The Securities and Exchange Commission (SEC) announced that it has scheduled an open meeting on June 5 to consider pending rulemaking related to the relationship of broker-dealers and investment advisers with their customers stemming from proposed Regulation Best Interest, and addressing the standard of care that investors should receive from broker-dealers and investment advisers.
The matters that the SEC intends to consider include:
- Whether to adopt new rule Regulation Best Interest, which would establish a standard of conduct for broker-dealers and natural persons who are associated persons of a broker-dealer when making a recommendation to a retail customer of any securities transaction or investment strategy involving securities.
- Whether to adopt Form CRS Relationship Summary, which would require registered investment advisers and registered broker-dealers to provide a brief relationship summary to retail investors.

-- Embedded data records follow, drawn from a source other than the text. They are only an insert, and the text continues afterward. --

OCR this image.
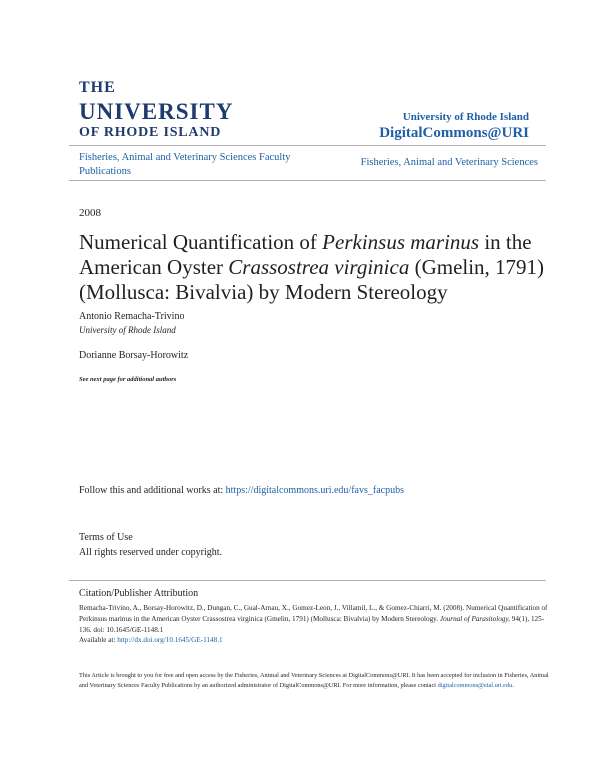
THE
UNIVERSITY
OF RHODE ISLAND
University of Rhode Island
DigitalCommons@URI
Fisheries, Animal and Veterinary Sciences Faculty Publications
Fisheries, Animal and Veterinary Sciences
2008
Numerical Quantification of Perkinsus marinus in the American Oyster Crassostrea virginica (Gmelin, 1791) (Mollusca: Bivalvia) by Modern Stereology
Antonio Remacha-Trivino
University of Rhode Island
Dorianne Borsay-Horowitz
See next page for additional authors
Follow this and additional works at: https://digitalcommons.uri.edu/favs_facpubs
Terms of Use
All rights reserved under copyright.
Citation/Publisher Attribution
Remacha-Trivino, A., Borsay-Horowitz, D., Dungan, C., Gual-Arnau, X., Gomez-Leon, J., Villamil, L., & Gomez-Chiarri, M. (2008). Numerical Quantification of Perkinsus marinus in the American Oyster Crassostrea virginica (Gmelin, 1791) (Mollusca: Bivalvia) by Modern Stereology. Journal of Parasitology, 94(1), 125-136. doi: 10.1645/GE-1148.1
Available at: http://dx.doi.org/10.1645/GE-1148.1
This Article is brought to you for free and open access by the Fisheries, Animal and Veterinary Sciences at DigitalCommons@URI. It has been accepted for inclusion in Fisheries, Animal and Veterinary Sciences Faculty Publications by an authorized administrator of DigitalCommons@URI. For more information, please contact digitalcommons@etal.uri.edu.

Additionally, the SEC intends to consider whether to publish an interpretation of the standard of conduct for investment advisers and an interpretation of the “solely incidental” prong of Section 202(a)(11)(C) of the Investment Advisers Act of 1940.
The proposed meeting is a clear signal from the SEC that the long awaited, and much discussed alternative to the failed Department of Labor’s fiduciary rule, is ready to be released to the financial industry. To this end, it is anticipated that the impact of Regulation Best Interest will be felt relatively soon by the industry after the roll out of the proposed rules and interpretations.